The Living Tradition
- The Living Tradition, 100th issue (February/March 2014)
- Editor: Fiona Heywood
- Assistant Editor: Jed Mugford
- Categories: Music
- Frequency: Bi-monthly
- Format: A4
- Founder: Pete Heywood
- Founded: 1993; 32 years ago
- Company: The Living Tradition Ltd
- Country: United Kingdom
- Based in: Kilmarnock
- Language: English
- Website: livingtradition.co.uk
- ISSN: 1351-4105
- OCLC: 31509242

= The Living Tradition =

Music magazine

The Living Tradition was a bi-monthly music magazine published in the United Kingdom between 1993 and 2022. It specialised in traditional folk music from the UK, Ireland and beyond. The original editors were Peter and Heather Heywood. In 2015 the editor was Fiona Heywood, and the magazine had a Scottish office in Kilmarnock, Ayrshire and an Irish office in Ardara, County Donegal.

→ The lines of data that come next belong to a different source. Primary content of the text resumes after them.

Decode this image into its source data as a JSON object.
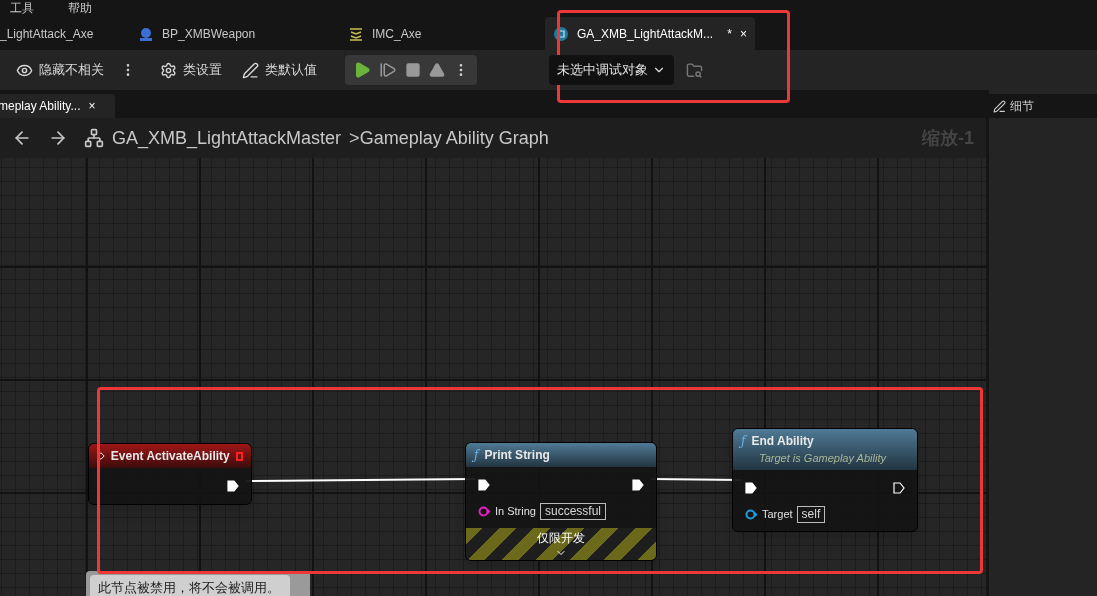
{
  "menu": [
    "工具",
    "帮助"
  ],
  "tabs": [
    {
      "label": "_LightAttack_Axe",
      "selected": false
    },
    {
      "label": "BP_XMBWeapon",
      "selected": false
    },
    {
      "label": "IMC_Axe",
      "selected": false
    },
    {
      "label": "GA_XMB_LightAttackM...",
      "selected": true,
      "modified_mark": "*",
      "close": "×"
    }
  ],
  "toolbar": {
    "items": [
      {
        "kind": "hide",
        "label": "隐藏不相关"
      },
      {
        "kind": "settings",
        "label": "类设置"
      },
      {
        "kind": "defaults",
        "label": "类默认值"
      }
    ],
    "debug_dropdown": "未选中调试对象"
  },
  "graph_tab": {
    "label": "meplay Ability...",
    "close": "×"
  },
  "breadcrumb": {
    "items": [
      "GA_XMB_LightAttackMaster",
      "Gameplay Ability Graph"
    ],
    "separator": ">",
    "zoom": "缩放-1"
  },
  "details_panel": {
    "title": "细节"
  },
  "nodes": [
    {
      "kind": "event",
      "title": "Event ActivateAbility",
      "exec_out": {
        "connected": true
      }
    },
    {
      "kind": "function",
      "glyph": "ƒ",
      "title": "Print String",
      "exec_in": {
        "connected": true
      },
      "exec_out": {
        "connected": true
      },
      "pins": [
        {
          "kind": "string",
          "label": "In String",
          "value": "successful"
        }
      ],
      "footer": "仅限开发"
    },
    {
      "kind": "function",
      "glyph": "ƒ",
      "title": "End Ability",
      "subtitle": "Target is Gameplay Ability",
      "exec_in": {
        "connected": true
      },
      "exec_out": {
        "connected": false
      },
      "pins": [
        {
          "kind": "object",
          "label": "Target",
          "value": "self"
        }
      ]
    }
  ],
  "comment": "此节点被禁用，将不会被调用。"
}
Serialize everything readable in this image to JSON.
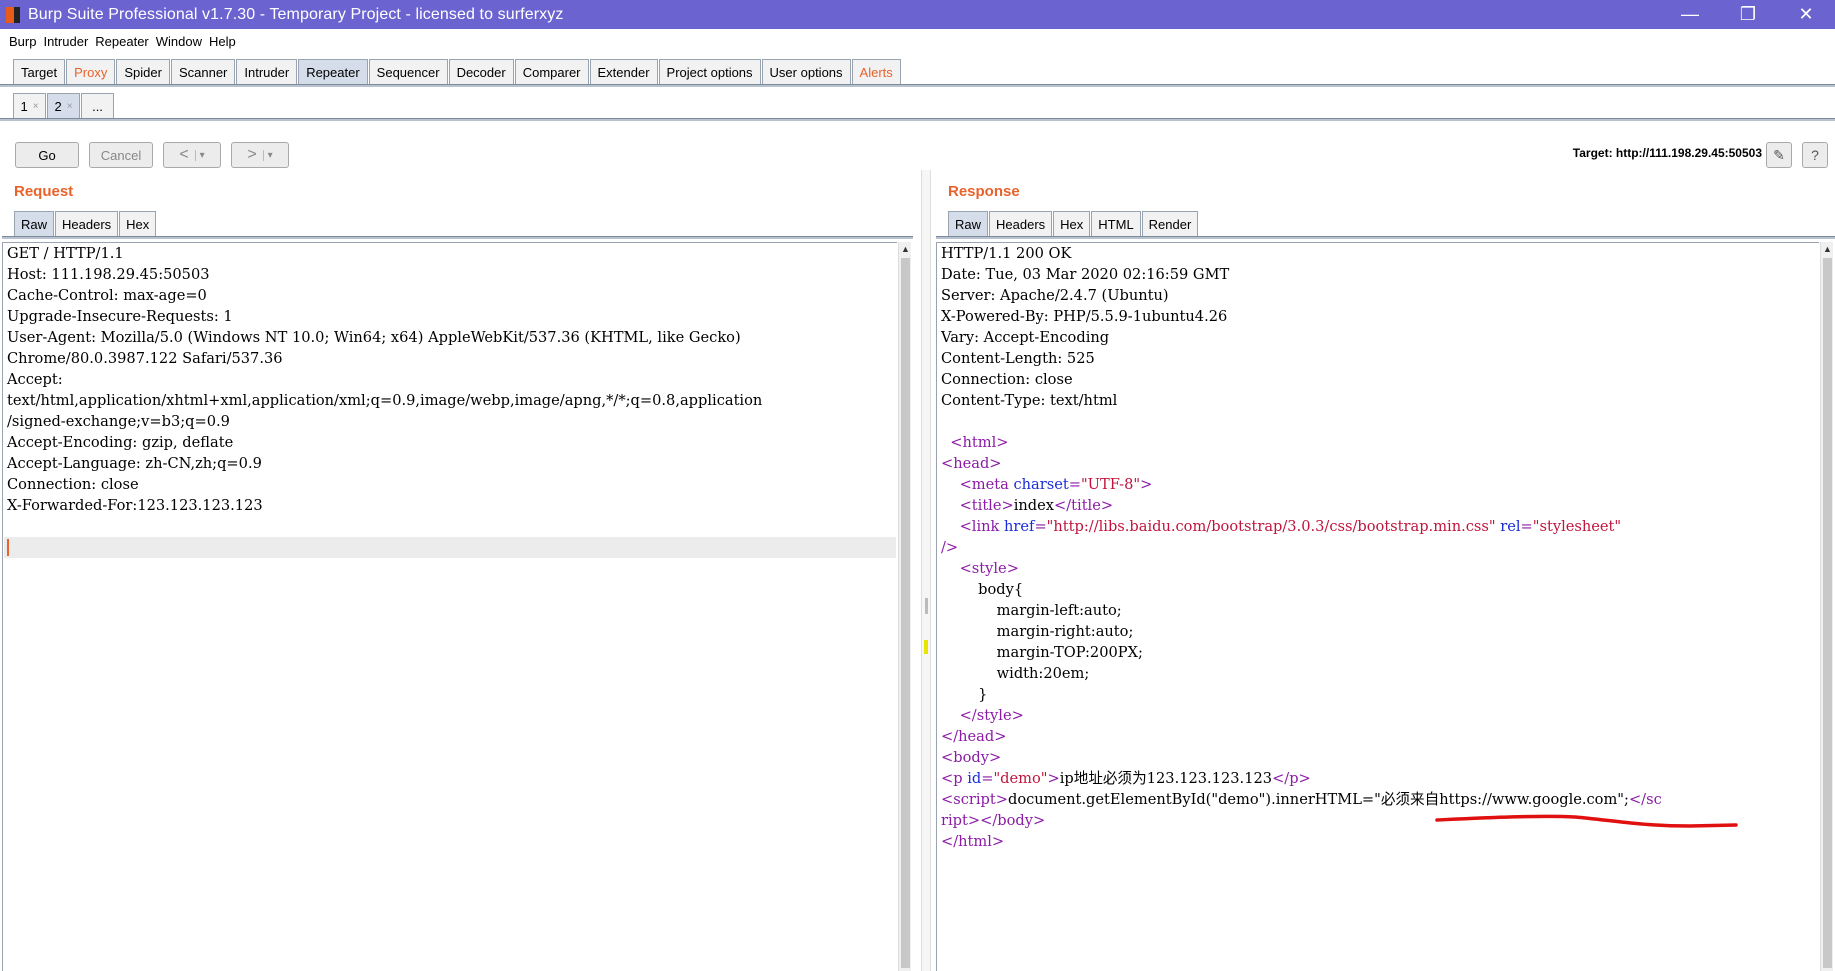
{
  "window": {
    "title": "Burp Suite Professional v1.7.30 - Temporary Project - licensed to surferxyz",
    "minimize": "—",
    "restore": "❐",
    "close": "✕"
  },
  "menu": [
    "Burp",
    "Intruder",
    "Repeater",
    "Window",
    "Help"
  ],
  "main_tabs": [
    "Target",
    "Proxy",
    "Spider",
    "Scanner",
    "Intruder",
    "Repeater",
    "Sequencer",
    "Decoder",
    "Comparer",
    "Extender",
    "Project options",
    "User options",
    "Alerts"
  ],
  "sub_tabs": [
    {
      "label": "1",
      "close": "×"
    },
    {
      "label": "2",
      "close": "×"
    },
    {
      "label": "..."
    }
  ],
  "toolbar": {
    "go": "Go",
    "cancel": "Cancel",
    "back": "<",
    "forward": ">",
    "dropdown": "▾",
    "target": "Target: http://111.198.29.45:50503",
    "edit_icon": "✎",
    "help_icon": "?"
  },
  "request": {
    "title": "Request",
    "tabs": [
      "Raw",
      "Headers",
      "Hex"
    ],
    "lines": [
      "GET / HTTP/1.1",
      "Host: 111.198.29.45:50503",
      "Cache-Control: max-age=0",
      "Upgrade-Insecure-Requests: 1",
      "User-Agent: Mozilla/5.0 (Windows NT 10.0; Win64; x64) AppleWebKit/537.36 (KHTML, like Gecko)",
      "Chrome/80.0.3987.122 Safari/537.36",
      "Accept:",
      "text/html,application/xhtml+xml,application/xml;q=0.9,image/webp,image/apng,*/*;q=0.8,application",
      "/signed-exchange;v=b3;q=0.9",
      "Accept-Encoding: gzip, deflate",
      "Accept-Language: zh-CN,zh;q=0.9",
      "Connection: close",
      "X-Forwarded-For:123.123.123.123",
      "",
      ""
    ]
  },
  "response": {
    "title": "Response",
    "tabs": [
      "Raw",
      "Headers",
      "Hex",
      "HTML",
      "Render"
    ],
    "header_lines": [
      "HTTP/1.1 200 OK",
      "Date: Tue, 03 Mar 2020 02:16:59 GMT",
      "Server: Apache/2.4.7 (Ubuntu)",
      "X-Powered-By: PHP/5.5.9-1ubuntu4.26",
      "Vary: Accept-Encoding",
      "Content-Length: 525",
      "Connection: close",
      "Content-Type: text/html",
      ""
    ],
    "body_lines": [
      [
        {
          "t": "  ",
          "c": "txt"
        },
        {
          "t": "<html>",
          "c": "tag"
        }
      ],
      [
        {
          "t": "<head>",
          "c": "tag"
        }
      ],
      [
        {
          "t": "    ",
          "c": "txt"
        },
        {
          "t": "<meta ",
          "c": "tag"
        },
        {
          "t": "charset",
          "c": "attr"
        },
        {
          "t": "=",
          "c": "tag"
        },
        {
          "t": "\"UTF-8\"",
          "c": "val"
        },
        {
          "t": ">",
          "c": "tag"
        }
      ],
      [
        {
          "t": "    ",
          "c": "txt"
        },
        {
          "t": "<title>",
          "c": "tag"
        },
        {
          "t": "index",
          "c": "txt"
        },
        {
          "t": "</title>",
          "c": "tag"
        }
      ],
      [
        {
          "t": "    ",
          "c": "txt"
        },
        {
          "t": "<link ",
          "c": "tag"
        },
        {
          "t": "href",
          "c": "attr"
        },
        {
          "t": "=",
          "c": "tag"
        },
        {
          "t": "\"http://libs.baidu.com/bootstrap/3.0.3/css/bootstrap.min.css\"",
          "c": "val"
        },
        {
          "t": " ",
          "c": "txt"
        },
        {
          "t": "rel",
          "c": "attr"
        },
        {
          "t": "=",
          "c": "tag"
        },
        {
          "t": "\"stylesheet\"",
          "c": "val"
        }
      ],
      [
        {
          "t": "/>",
          "c": "tag"
        }
      ],
      [
        {
          "t": "    ",
          "c": "txt"
        },
        {
          "t": "<style>",
          "c": "tag"
        }
      ],
      [
        {
          "t": "        body{",
          "c": "txt"
        }
      ],
      [
        {
          "t": "            margin-left:auto;",
          "c": "txt"
        }
      ],
      [
        {
          "t": "            margin-right:auto;",
          "c": "txt"
        }
      ],
      [
        {
          "t": "            margin-TOP:200PX;",
          "c": "txt"
        }
      ],
      [
        {
          "t": "            width:20em;",
          "c": "txt"
        }
      ],
      [
        {
          "t": "        }",
          "c": "txt"
        }
      ],
      [
        {
          "t": "    ",
          "c": "txt"
        },
        {
          "t": "</style>",
          "c": "tag"
        }
      ],
      [
        {
          "t": "</head>",
          "c": "tag"
        }
      ],
      [
        {
          "t": "<body>",
          "c": "tag"
        }
      ],
      [
        {
          "t": "<p ",
          "c": "tag"
        },
        {
          "t": "id",
          "c": "attr"
        },
        {
          "t": "=",
          "c": "tag"
        },
        {
          "t": "\"demo\"",
          "c": "val"
        },
        {
          "t": ">",
          "c": "tag"
        },
        {
          "t": "ip地址必须为123.123.123.123",
          "c": "txt"
        },
        {
          "t": "</p>",
          "c": "tag"
        }
      ],
      [
        {
          "t": "<script>",
          "c": "tag"
        },
        {
          "t": "document.getElementById(\"demo\").innerHTML=\"必须来自https://www.google.com\";",
          "c": "txt"
        },
        {
          "t": "</sc",
          "c": "tag"
        }
      ],
      [
        {
          "t": "ript>",
          "c": "tag"
        },
        {
          "t": "</body>",
          "c": "tag"
        }
      ],
      [
        {
          "t": "</html>",
          "c": "tag"
        }
      ]
    ]
  },
  "colors": {
    "titlebar": "#6b64d0",
    "accent_orange": "#e8622c",
    "active_tab": "#d4dde9",
    "tag": "#8b1ba6",
    "attr": "#1a2bd8",
    "value": "#c0143c",
    "annotation": "#e01010"
  }
}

The magazine was regarded as "an independent and authoritative voice in the folk and traditional music scene" and the "definitive guide to the traditional and folk music scene". In addition to news, interviews, event listings and reviews, it also had articles about music theory and practice, and musicological and historical articles about traditional music.

In 2015, the magazine Fiddle On was merged into The Living Tradition. Fiddle On had been dedicated to fiddle-playing and had been published from Oxford for the previous fifteen years. Its editor Jed Mugford continued to write for The Living Tradition.

In Issue 144 (June/July 2022) the editor announced that after Issue 145 the magazine would no longer be published.